Don’t Buy the Demo: Why an Iterative Approach To Data Systems Is Better
Here’s an IT scenario you may find all too familiar: You got the green light for a large and important IT project — maybe for a large ERP system, data warehouse, migration to the cloud, or massive Hadoop implementation — you’ve vetted and selected the vendors, and even held the kick-off meeting. There’s euphoria at the start and satisfaction that the project has begun. You celebrate with your peers and vendors in the belief that the new system will boost sales, expand market reach, improve brand, or help you run the company more efficiently.
It’s a big promise, and expectations are high.
But 3–6 months in, you’re no longer celebrating. You’ve entered what I’ve heard called the “valley of despair,” a place where everything’s harder than expected, important issues were overlooked, estimates flawed, time frames too aggressive, and so on. All not good. For anyone who has remodeled a home, you know what I mean — everything is harder, takes longer, and costs more.

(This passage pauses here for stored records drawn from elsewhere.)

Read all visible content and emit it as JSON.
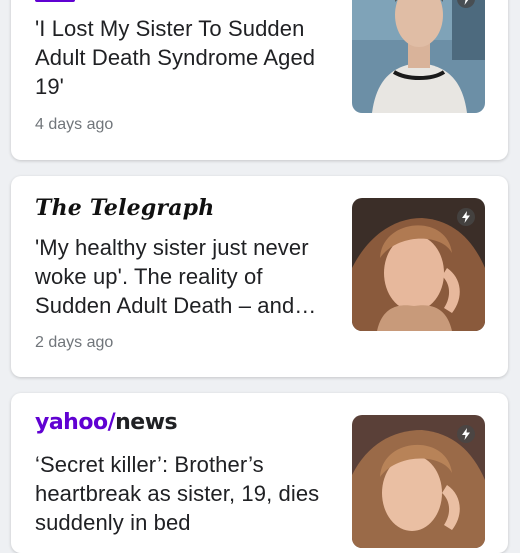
{
  "articles": [
    {
      "source": "",
      "title": "'I Lost My Sister To Sudden Adult Death Syndrome Aged 19'",
      "time": "4 days ago",
      "thumbnail": "young-man-portrait",
      "badge_icon": "lightning-icon"
    },
    {
      "source": "The Telegraph",
      "title": "'My healthy sister just never woke up'. The reality of Sudden Adult Death – and…",
      "time": "2 days ago",
      "thumbnail": "young-woman-portrait",
      "badge_icon": "lightning-icon"
    },
    {
      "source_parts": [
        "yahoo",
        "/",
        "news"
      ],
      "title": "‘Secret killer’: Brother’s heartbreak as sister, 19, dies suddenly in bed",
      "time": "",
      "thumbnail": "young-woman-portrait",
      "badge_icon": "lightning-icon"
    }
  ],
  "colors": {
    "yahoo_purple": "#6001d2",
    "title_text": "#202124",
    "time_text": "#70757a",
    "background": "#eef0f3"
  }
}
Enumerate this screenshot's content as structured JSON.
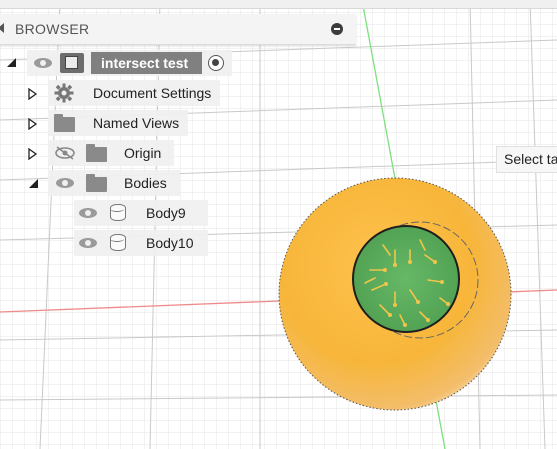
{
  "browser": {
    "title": "BROWSER",
    "root": {
      "label": "intersect test"
    },
    "items": [
      {
        "label": "Document Settings"
      },
      {
        "label": "Named Views"
      },
      {
        "label": "Origin"
      },
      {
        "label": "Bodies"
      },
      {
        "label": "Body9"
      },
      {
        "label": "Body10"
      }
    ]
  },
  "viewport": {
    "tooltip": "Select ta",
    "colors": {
      "sphere": "#f7b63a",
      "intersection": "#5fae5a",
      "axis_x": "#f08080",
      "axis_y": "#66dd66",
      "grid": "#d3d3d3"
    }
  }
}
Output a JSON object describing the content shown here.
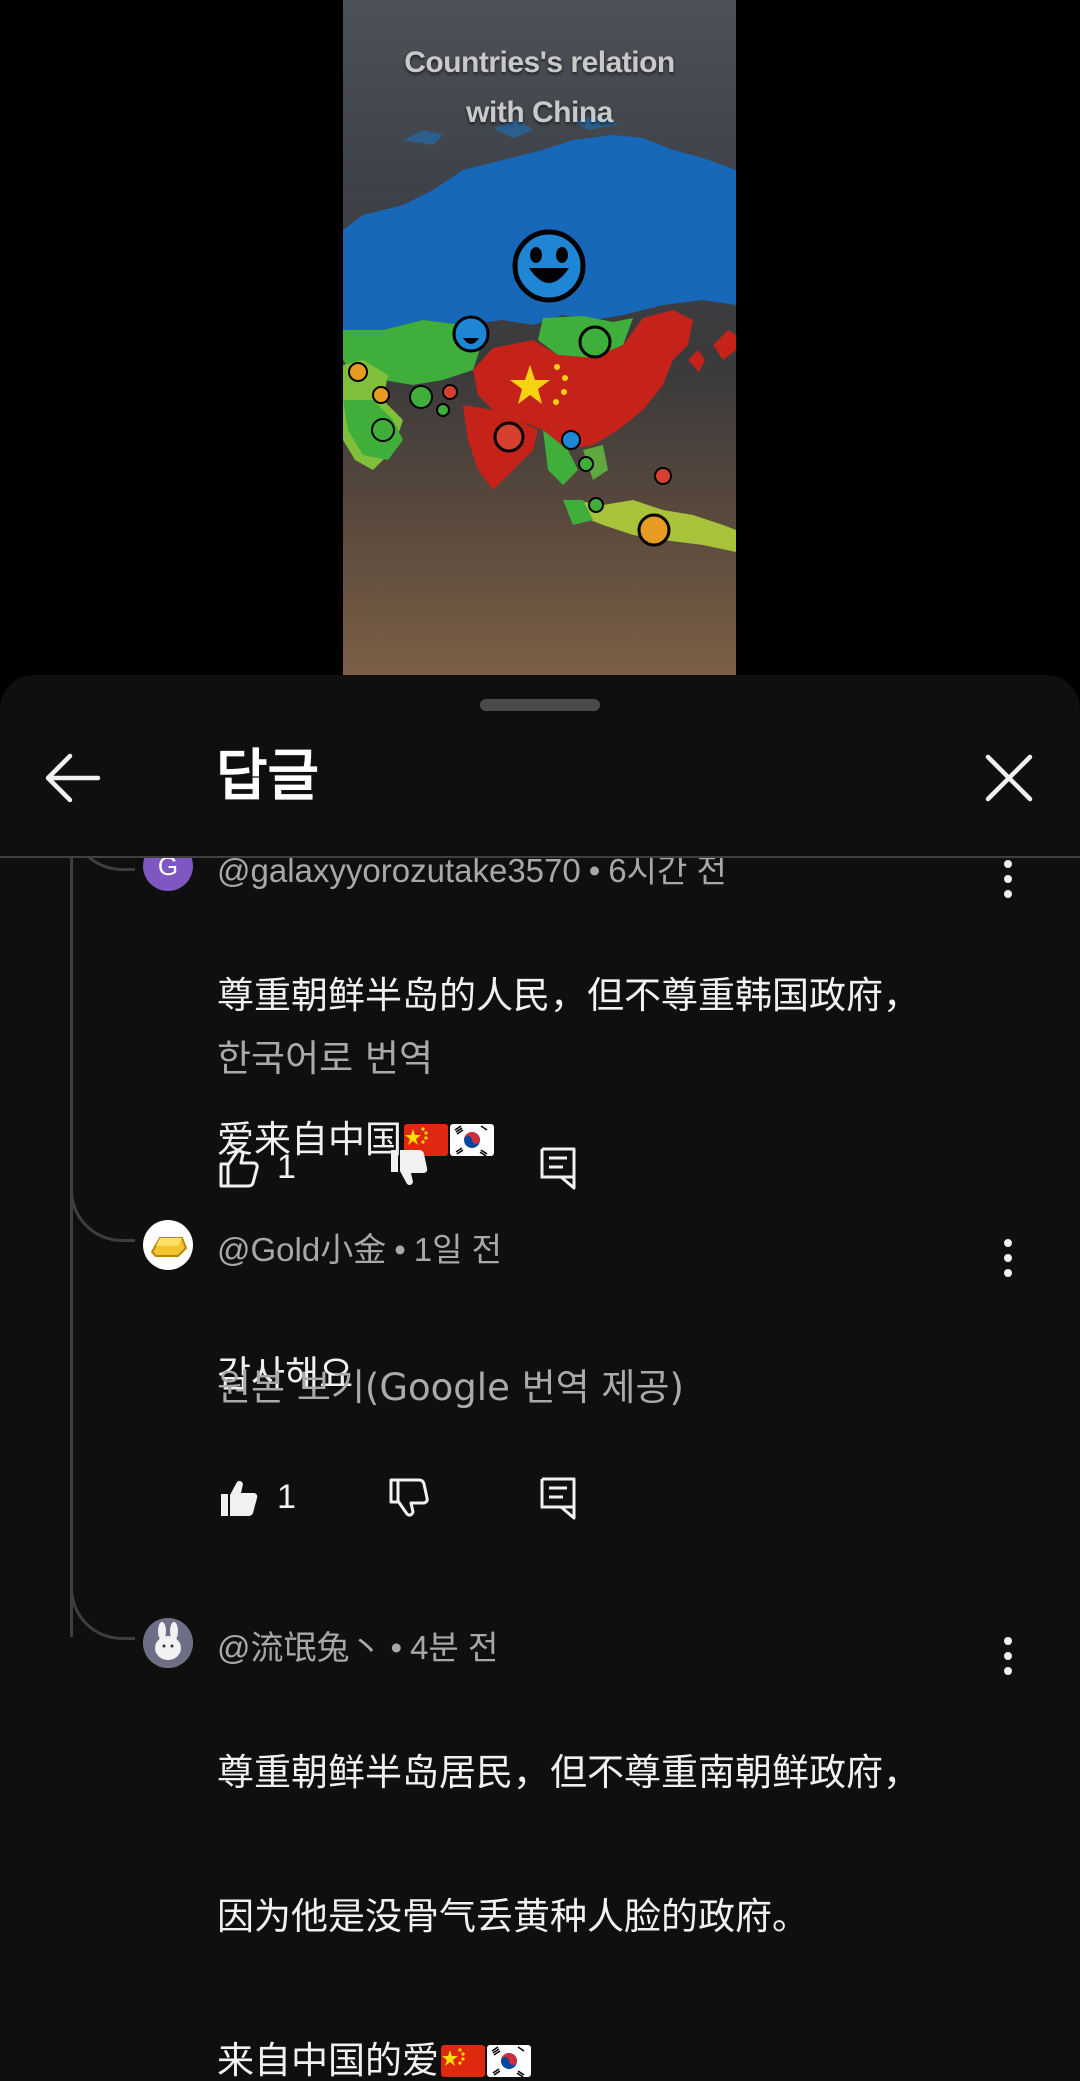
{
  "video": {
    "title_line1": "Countries's relation",
    "title_line2": "with China"
  },
  "header": {
    "title": "답글",
    "back_icon": "arrow-left-icon",
    "close_icon": "close-icon"
  },
  "comments": [
    {
      "avatar_letter": "G",
      "avatar_color": "#7e57c2",
      "author": "@galaxyyorozutake3570",
      "time": "6시간 전",
      "lines": [
        "尊重朝鲜半岛的人民，但不尊重韩国政府，",
        "爱来自中国"
      ],
      "flags": [
        "china-flag-icon",
        "south-korea-flag-icon"
      ],
      "translate": "한국어로 번역",
      "likes": "1",
      "disliked": true,
      "liked": false
    },
    {
      "avatar_icon": "gold-bar-icon",
      "author": "@Gold小金",
      "time": "1일 전",
      "lines": [
        "감사해요"
      ],
      "translate": "원본 보기(Google 번역 제공)",
      "likes": "1",
      "liked": true,
      "disliked": false
    },
    {
      "avatar_icon": "rabbit-avatar-icon",
      "author": "@流氓兔丶",
      "time": "4분 전",
      "lines": [
        "尊重朝鲜半岛居民，但不尊重南朝鲜政府，",
        "因为他是没骨气丢黄种人脸的政府。",
        "来自中国的爱"
      ],
      "flags": [
        "china-flag-icon",
        "south-korea-flag-icon"
      ]
    }
  ],
  "colors": {
    "sheet_bg": "#0f0f0f",
    "text_primary": "#f1f1f1",
    "text_secondary": "#aaaaaa"
  }
}
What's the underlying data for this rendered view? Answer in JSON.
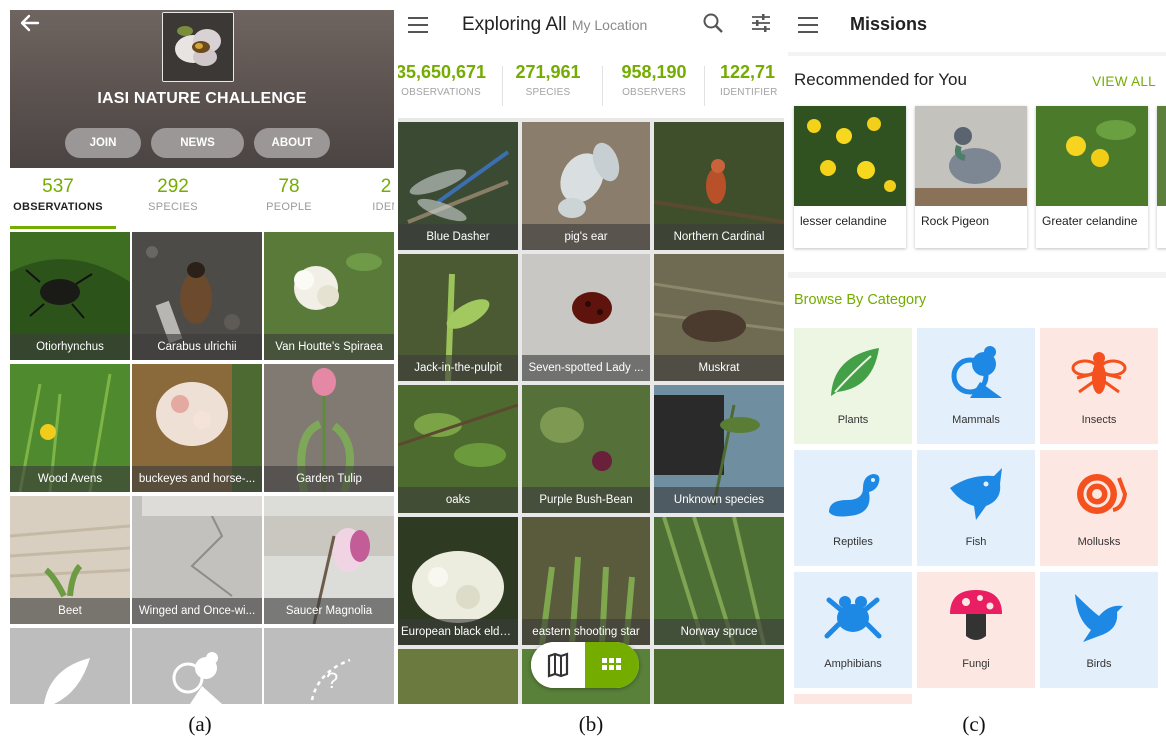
{
  "panel_a": {
    "title": "IASI NATURE CHALLENGE",
    "buttons": [
      "JOIN",
      "NEWS",
      "ABOUT"
    ],
    "stats": [
      {
        "value": "537",
        "label": "OBSERVATIONS"
      },
      {
        "value": "292",
        "label": "SPECIES"
      },
      {
        "value": "78",
        "label": "PEOPLE"
      },
      {
        "value": "2",
        "label": "IDEN"
      }
    ],
    "tiles": [
      {
        "label": "Otiorhynchus"
      },
      {
        "label": "Carabus ulrichii"
      },
      {
        "label": "Van Houtte's Spiraea"
      },
      {
        "label": "Wood Avens"
      },
      {
        "label": "buckeyes and horse-..."
      },
      {
        "label": "Garden Tulip"
      },
      {
        "label": "Beet"
      },
      {
        "label": "Winged and Once-wi..."
      },
      {
        "label": "Saucer Magnolia"
      }
    ]
  },
  "panel_b": {
    "title": "Exploring All",
    "location": "My Location",
    "stats": [
      {
        "value": "35,650,671",
        "label": "OBSERVATIONS"
      },
      {
        "value": "271,961",
        "label": "SPECIES"
      },
      {
        "value": "958,190",
        "label": "OBSERVERS"
      },
      {
        "value": "122,71",
        "label": "IDENTIFIER"
      }
    ],
    "tiles": [
      {
        "label": "Blue Dasher"
      },
      {
        "label": "pig's ear"
      },
      {
        "label": "Northern Cardinal"
      },
      {
        "label": "Jack-in-the-pulpit"
      },
      {
        "label": "Seven-spotted Lady ..."
      },
      {
        "label": "Muskrat"
      },
      {
        "label": "oaks"
      },
      {
        "label": "Purple Bush-Bean"
      },
      {
        "label": "Unknown species"
      },
      {
        "label": "European black elde..."
      },
      {
        "label": "eastern shooting star"
      },
      {
        "label": "Norway spruce"
      }
    ]
  },
  "panel_c": {
    "title": "Missions",
    "recommended_title": "Recommended for You",
    "view_all": "VIEW ALL",
    "recommended": [
      "lesser celandine",
      "Rock Pigeon",
      "Greater celandine"
    ],
    "browse_title": "Browse By Category",
    "categories": [
      {
        "label": "Plants",
        "icon": "leaf-icon"
      },
      {
        "label": "Mammals",
        "icon": "mammal-icon"
      },
      {
        "label": "Insects",
        "icon": "insect-icon"
      },
      {
        "label": "Reptiles",
        "icon": "reptile-icon"
      },
      {
        "label": "Fish",
        "icon": "fish-icon"
      },
      {
        "label": "Mollusks",
        "icon": "mollusk-icon"
      },
      {
        "label": "Amphibians",
        "icon": "frog-icon"
      },
      {
        "label": "Fungi",
        "icon": "mushroom-icon"
      },
      {
        "label": "Birds",
        "icon": "bird-icon"
      }
    ]
  },
  "captions": [
    "(a)",
    "(b)",
    "(c)"
  ],
  "colors": {
    "accent_green": "#74ac00",
    "icon_blue": "#1e88e5",
    "icon_orange": "#f4511e",
    "icon_green": "#43a047",
    "icon_pink": "#e91e63"
  }
}
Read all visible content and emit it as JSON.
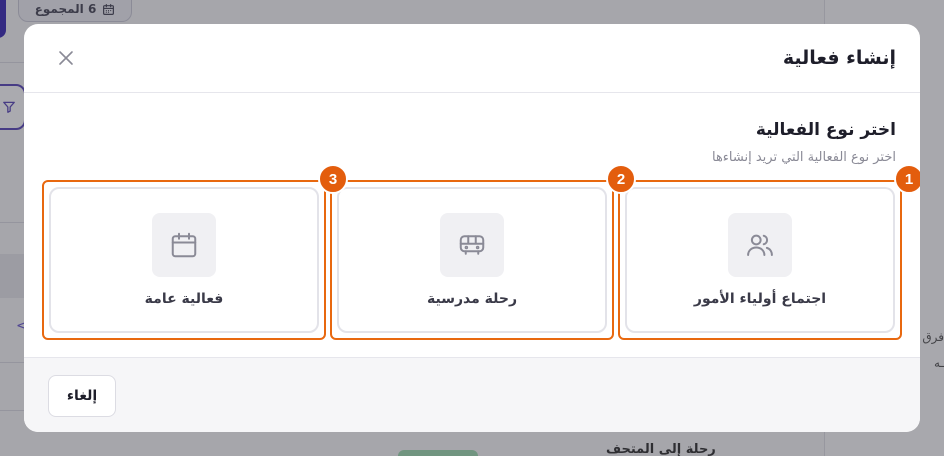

One reason for that is you bought the demo.
It’s tempting to buy into a project that promises the world.
The glossy brochure looks great. You see the marketecture diagram on the whiteboard, the well-crafted PowerPoint slides, and sometimes a professional video extolling the benefits of the project. Manned intergalactic space travel or human colonies on Mars appear wonderful in a brochure that fails to explain fully the risks, the costs, and the likelihood of failure.
For the human mind, it’s easy to underestimate the difficulty and exaggerate the benefits. After all, we are “can-do” humans and incurable optimists.
But if you buy the demo, you’re setting yourself up for possible failure.
Now more than ever, businesses can sabotage their chances at making productive use of the data by rushing into the latest and greatest without first considering the aims of their project.
Instead of buying software based on presentation alone, tech decision-makers should instead take a cautious, iterative approach when implementing new software — especially when it means replacing existing systems.
Data systems have evolved.
I recall the data warehouse projects from the 1990s. There were so many well-intended projects and yet so many failures. What I learned was that the attendant risks rose geometrically with the scale and complexity of the project.
Fast forward to the present, and we have the Digital Transformation imperative. It’s a common topic in boardrooms. C-level executives, with little understanding of technology, are being challenged to inject radically new technologies into legacy computing environments. And it’s a daunting challenge.
Today’s marketing literature promises real-time decisioning systems using machine learning and Artificial Intelligence to lower costs, drive innovation, and reduce capital expenditure (CAPEX) by moving to the cloud, or to deliver the Holy Grail — “one version of the truth” — so better decisions can be made.
Each of these objectives, while laudable, are fraught with difficulty and risk.
Typically, a large business has a portfolio of various applications, often well over 1,000. These systems can be brand new, under development, in refurbishment, or in hospice care. Over the years, these systems were built with different technologies that might have been in vogue at the time but are incompatible now. They represent a mishmash of different technologies and are expensive and difficult to support.
Corporate data is strewn everywhere in disparate systems each with different, inconsistent update source.
So, what to do? I always suggest looking for the lowest hanging fruit with the lowest risk and best returns for the effort. Short projects that prove out the use of new technologies seem best.
But there’s always lots of learning along the way. Tract housing is much easier to build at a lower cost than something that’s completely custom. Why? Because the builder has learned how to use her tools. She’s learned what materials work best at each phase of the project and knows how to improve the economics along the way.
It’s hard to make meaningful change in data collection and analysis when most businesses are still relying on legacy systems.
The reality is, 70–80% of a corporate IT budget is dedicated to maintaining existing systems, so there isn’t much money available to do anything new.
Often, companies thoughtlessly waste this already small budget on shiny new demos.
But the most productive systems are often tiny skunkworks projects that will extract meaningful data here and there, cobble it together, and then do basic analysis. The goal is to make certain, discrete decisions — like zeroing in on fraud prevention for a bank.
Rather than ripping out old legacy data systems, consider instead augmenting legacy systems with new technology installed adjacently that can scale, reduce latency, improve reliability, lower cost and upgrade performance. That old legacy system can still interoperate with the new technology to deliver its original functionality and the new systems are simply an augmentation and improvement, breathing extended life into your team of old workhorses.
And, while you’re at it, you’ll get the feel for the newer technology. You can assess whether or not it works as advertised, learn how to deploy and maintain it, and get to know your vendor. Then, and only then, can you decide if this new technology is good for other larger projects.
Iterate, iterate, and iterate.
It’s cheaper, lower risk, easier, and a faster path to success. And you don’t have to bet your job.
While it’s easy to be wooed by sexy demos of new software systems, if you can resist and make strategic, careful decisions that are right for your company, you’ll be happy you did.